Jones, an Arkansas native, was pictured in a group of white students appearing to block a group of Black students into North Little Rock High School back in 1957.
The picture was taken by an Associated Press photojournalist in the same year that federal troops were being deployed to Little Rock Central High School.
Jones was a teenager and a sophomore at NLRHS.
The Washington Post published a story Wednesday with the photo, prompting questions from reporters after Jones’ Cowboys won against the New York Giants on Thanksgiving.

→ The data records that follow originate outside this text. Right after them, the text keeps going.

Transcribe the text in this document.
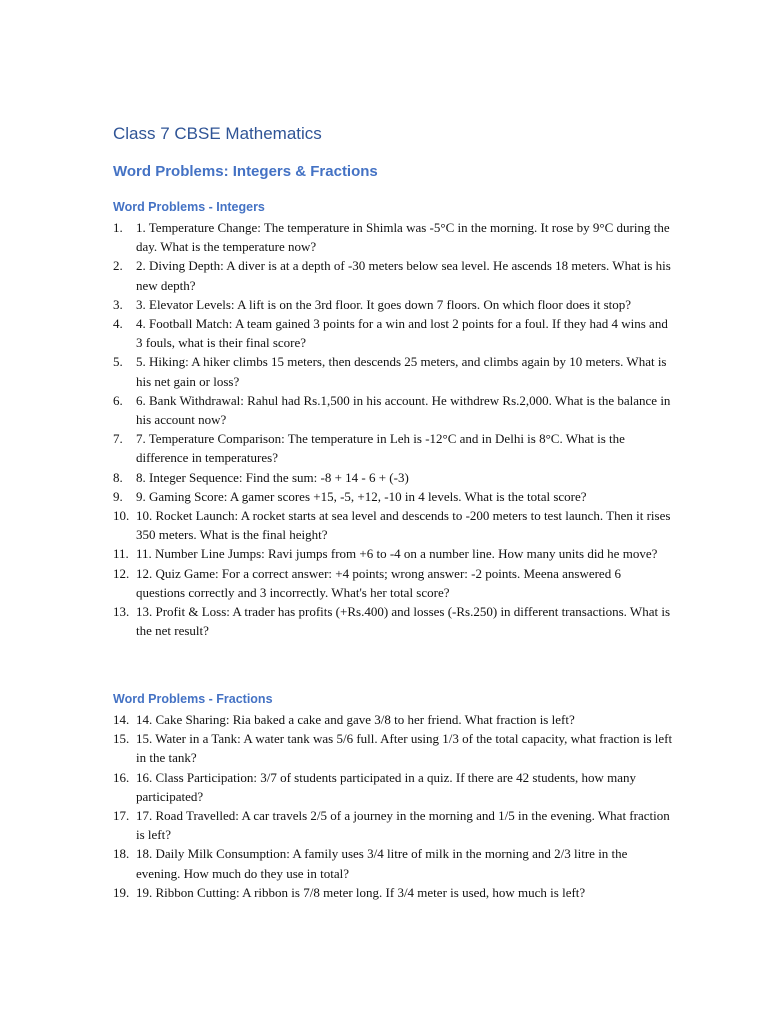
Class 7 CBSE Mathematics
Word Problems: Integers & Fractions
Word Problems - Integers
1. 1. Temperature Change: The temperature in Shimla was -5°C in the morning. It rose by 9°C during the day. What is the temperature now?
2. 2. Diving Depth: A diver is at a depth of -30 meters below sea level. He ascends 18 meters. What is his new depth?
3. 3. Elevator Levels: A lift is on the 3rd floor. It goes down 7 floors. On which floor does it stop?
4. 4. Football Match: A team gained 3 points for a win and lost 2 points for a foul. If they had 4 wins and 3 fouls, what is their final score?
5. 5. Hiking: A hiker climbs 15 meters, then descends 25 meters, and climbs again by 10 meters. What is his net gain or loss?
6. 6. Bank Withdrawal: Rahul had Rs.1,500 in his account. He withdrew Rs.2,000. What is the balance in his account now?
7. 7. Temperature Comparison: The temperature in Leh is -12°C and in Delhi is 8°C. What is the difference in temperatures?
8. 8. Integer Sequence: Find the sum: -8 + 14 - 6 + (-3)
9. 9. Gaming Score: A gamer scores +15, -5, +12, -10 in 4 levels. What is the total score?
10. 10. Rocket Launch: A rocket starts at sea level and descends to -200 meters to test launch. Then it rises 350 meters. What is the final height?
11. 11. Number Line Jumps: Ravi jumps from +6 to -4 on a number line. How many units did he move?
12. 12. Quiz Game: For a correct answer: +4 points; wrong answer: -2 points. Meena answered 6 questions correctly and 3 incorrectly. What's her total score?
13. 13. Profit & Loss: A trader has profits (+Rs.400) and losses (-Rs.250) in different transactions. What is the net result?
Word Problems - Fractions
14. 14. Cake Sharing: Ria baked a cake and gave 3/8 to her friend. What fraction is left?
15. 15. Water in a Tank: A water tank was 5/6 full. After using 1/3 of the total capacity, what fraction is left in the tank?
16. 16. Class Participation: 3/7 of students participated in a quiz. If there are 42 students, how many participated?
17. 17. Road Travelled: A car travels 2/5 of a journey in the morning and 1/5 in the evening. What fraction is left?
18. 18. Daily Milk Consumption: A family uses 3/4 litre of milk in the morning and 2/3 litre in the evening. How much do they use in total?
19. 19. Ribbon Cutting: A ribbon is 7/8 meter long. If 3/4 meter is used, how much is left?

“Look, look, that was 65 years ago, and I had no idea when I walked up there, what we were doing,” Jones, now 80, explained. “That was, gosh, 65 years ago, a curious kid.”
Jones said he showed up to see what was going on, not to participate in the growing mob.
“I didn’t know at the time the monumental event, really, that was going on and I’m sure glad that we’re a long way from that,” Jones said. “Nobody there had any idea frankly what was going to take place.”
The Cowboys are one of seven NFL teams that have not had a Black head coach, according to ESPN. Jones has complied with the Rooney Rule, meaning his team has interviewed minority candidates. In 2020, before hiring now-head coach Mike McCarthy, Jones interviewed Marvin Lewis, the former head coach of the Cincinnati Bengals, ESPN reports.
Jones has defended his hiring decisions saying they’re made for business reasons, not race.
This story originally reported by KTLA sister station KARK.